Spanish Soap Operas

Official Start Time: 9:00 p.m.
Date: 7/1/09
Official End Time: 9:30 p.m.

Why Spanish Soap operas Make No Sense

So, I was eating dinner with my mom and dad around the same time they watch their Spanish soap operas or "telenovelas" as we call them. Now, I've seen soap operas in the past and I can see the significance in why they were created but oh too often the art is abused and you run into soap operas that simply make no sense. This happens in all forms of art, not just soap operas.

So while we're eating dinner, my parents are watching they're favorite soap operas about some girl whose had a hard life, falls in love with some great doctor, and is hated by everyone she knows; I try not to pay attention. In this episode however, she's about to get married when her arch-foe comes and kidnaps her by sending a messenger boy with a note claiming that her husband wants to meet her for a surprise before they get married. *BTW, this girl has been poppy-trapped in the past*

Ok, so with the scene being set and the trap being armed a few questions come to mind. Having a history of being poppy-trapped, wouldn't you think she would be slightly skeptic of receiving a note from some random messenger boy that was supposedly written by her loving husband? Wouldn't you think she would know her husband's hand writing? And why is she just so damn stupid?

I can admit that in literature and literature based works, the reader always knows more than the characters but sometimes its like the characters have no common sense. Like they're oblivious to the horrors that run free in these places.

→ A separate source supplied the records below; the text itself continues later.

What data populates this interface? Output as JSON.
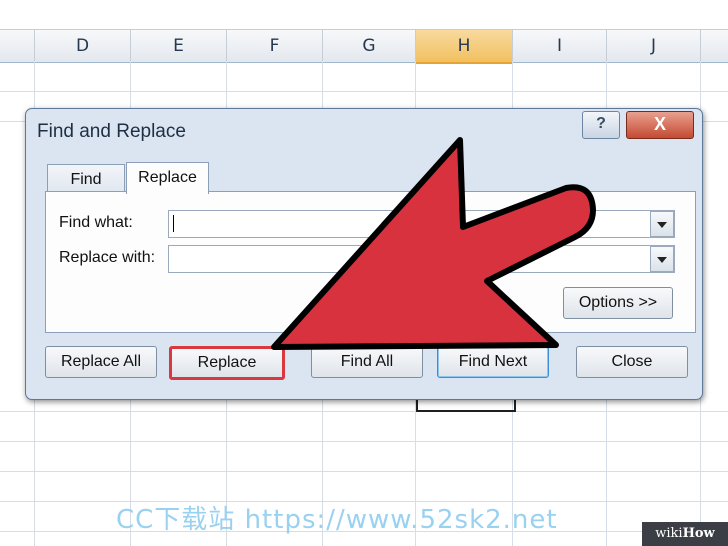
{
  "sheet": {
    "columns": [
      {
        "label": "D",
        "selected": false
      },
      {
        "label": "E",
        "selected": false
      },
      {
        "label": "F",
        "selected": false
      },
      {
        "label": "G",
        "selected": false
      },
      {
        "label": "H",
        "selected": true
      },
      {
        "label": "I",
        "selected": false
      },
      {
        "label": "J",
        "selected": false
      }
    ]
  },
  "dialog": {
    "title": "Find and Replace",
    "help_label": "?",
    "close_label": "X",
    "tabs": {
      "find": "Find",
      "replace": "Replace"
    },
    "find_what_label": "Find what:",
    "find_what_value": "",
    "replace_with_label": "Replace with:",
    "replace_with_value": "",
    "options_button": "Options >>",
    "buttons": {
      "replace_all": "Replace All",
      "replace": "Replace",
      "find_all": "Find All",
      "find_next": "Find Next",
      "close": "Close"
    }
  },
  "annotation": {
    "arrow_color": "#d9323f",
    "highlight_color": "#d8383e"
  },
  "watermark": "CC下载站 https://www.52sk2.net",
  "brand": {
    "prefix": "wiki",
    "suffix": "How"
  }
}
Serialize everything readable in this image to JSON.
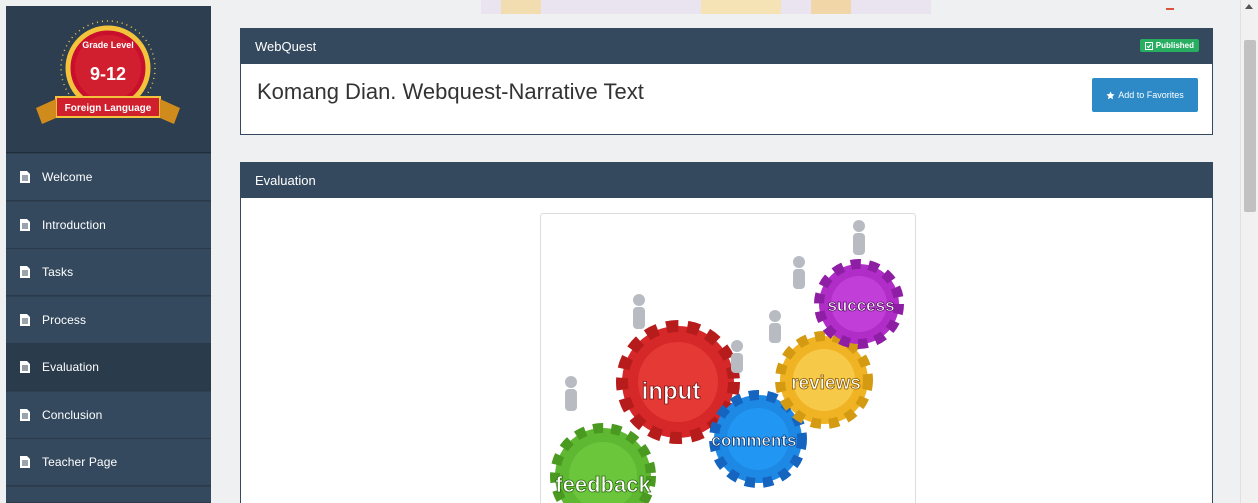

So to wrap it up, she gets kidnapped by her pregnant arch-foe and gets hauled away to some shack that's about to be lit on fire. The shack catches fire, the pregnant arch-foe starts going into labor, the stupid main character breaks free and pulls them to safety and helps her give birth through a pair of closed pants.

Now, in the real world and probably in the telenovela world too, this doesn't make any sense. How do you give birth with you pants still on? Does the baby magically rip through the pair of pants or is he a ghost and simply seeps through. It makes no sense.